Over 99% of discovered vulnerabilities remain unpatched. Anthropic published SHA-3 hashes of their unreleased vulnerability reports — cryptographic proof they found these bugs, timestamped, without revealing details — and coordinated 90+45 day disclosure windows with affected projects. The patches will come. The volume will be unprecedented.

If your stack includes FreeBSD, FFmpeg for media processing, or Rust-based hypervisors, start paying closer attention to upstream security advisories now. A wave of critical patches is coming in the next few months, and the origin story behind them will be unusual.

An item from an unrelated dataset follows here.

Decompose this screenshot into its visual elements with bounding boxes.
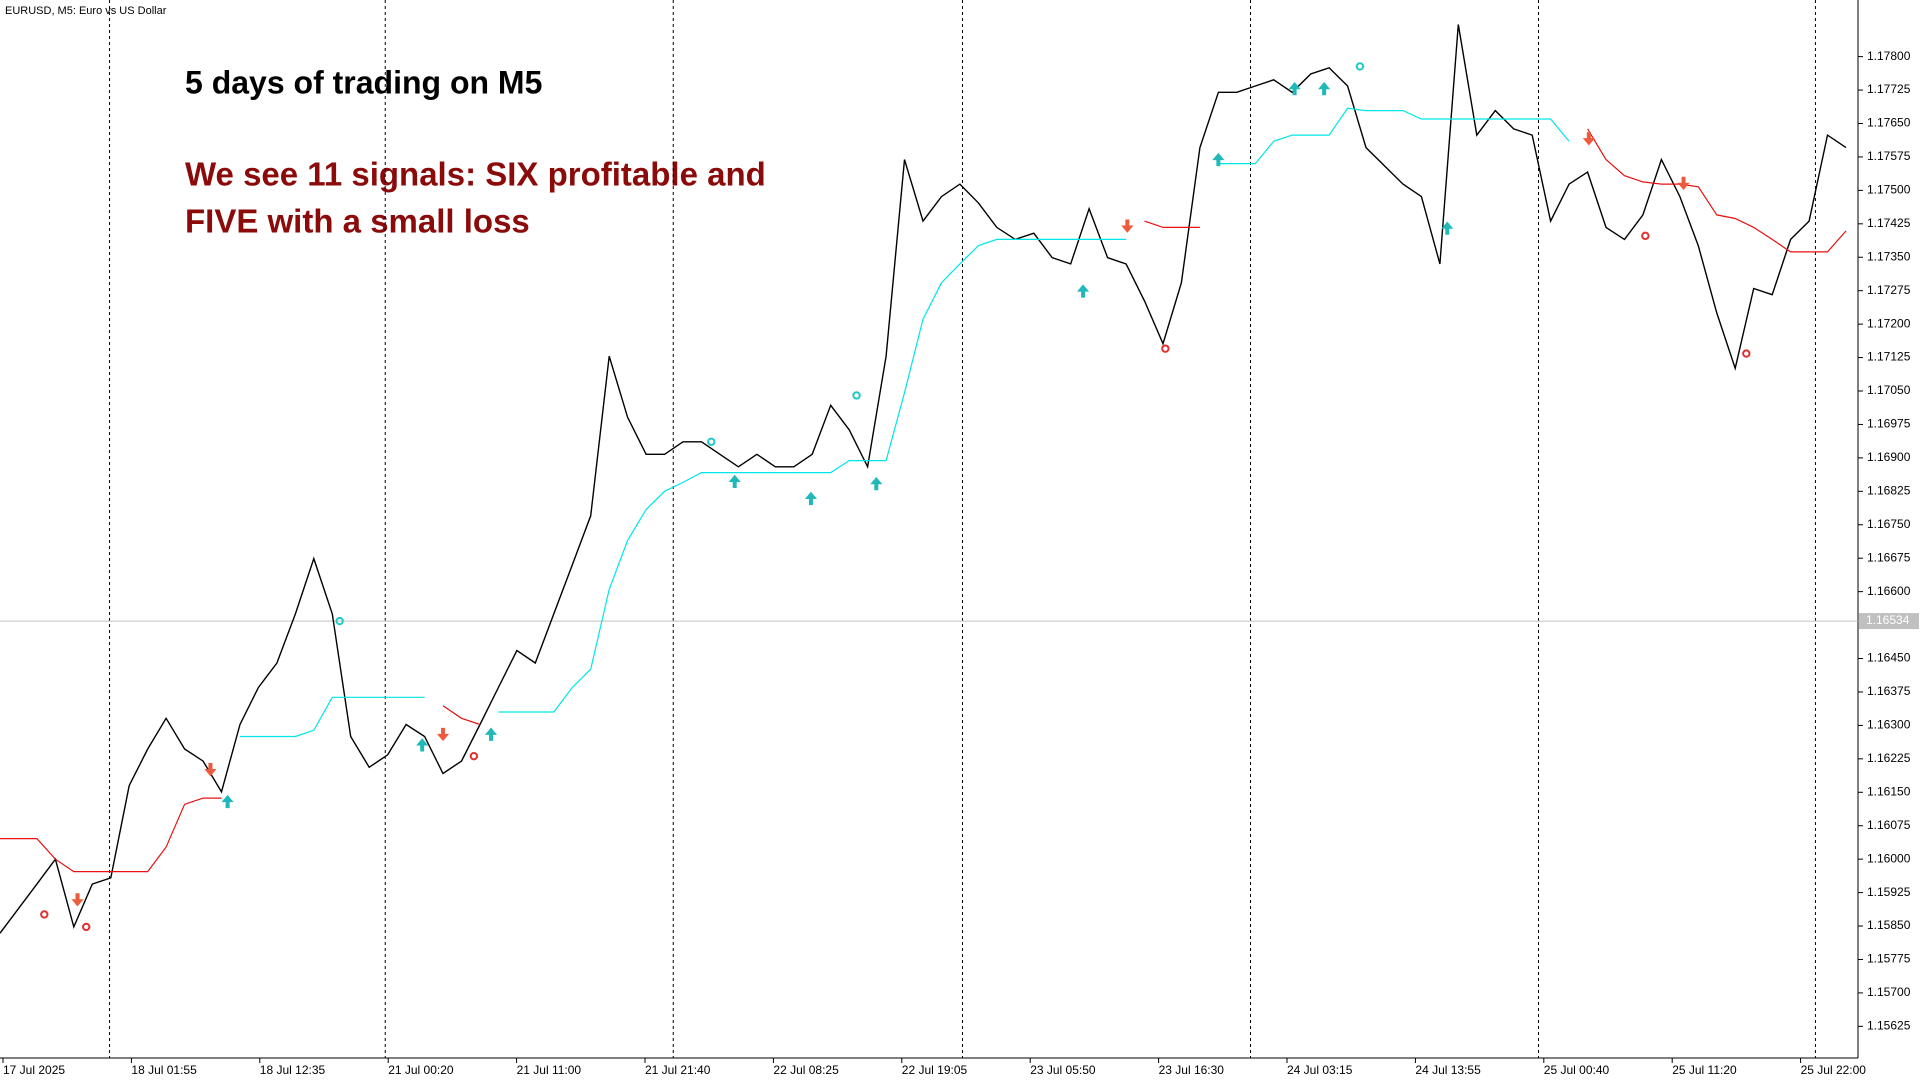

For the broader industry, Glasswing sets a precedent that matters. Anthropic is essentially saying: some models are too capable for general release, and the responsible move is restricted deployment under controlled conditions. Simon Willison called this approach "necessary" — and looking at the 90× exploit success rate improvement, it's genuinely hard to disagree.

The Part Nobody Wants to Talk About

Here's what I keep coming back to: Anthropic says these offensive capabilities emerged from general improvements in reasoning, not targeted cybersecurity training. If that's true, every other frontier lab is one or two generations away from hitting the same capability cliff.

Google, Meta, OpenAI, DeepSeek — they're all pushing reasoning and agentic autonomy as hard as they can. When their models cross this same threshold, will they have the partnerships, the disclosure infrastructure, and frankly the willingness to hold back a general release?

The Bessent-Powell meeting suggests the U.S. government is treating this seriously, at least for the financial sector. But summoning bank CEOs to Washington isn't a scalable strategy. Healthcare, energy, telecom — critical infrastructure beyond Wall Street — needs the same conversation.

Some on Hacker News are skeptical, arguing Mythos is partly a sales pitch for Anthropic's security consulting position. Fair enough — there's definitely a business angle to being the lab that finds zero-days in everyone else's code. But the benchmarks are independently verifiable, the CVEs are real, and the government's response wasn't theater.

Mythos Preview is the first frontier model where the security capabilities are so far ahead of existing tooling that restricting access felt unavoidable. I don't think it'll be the last.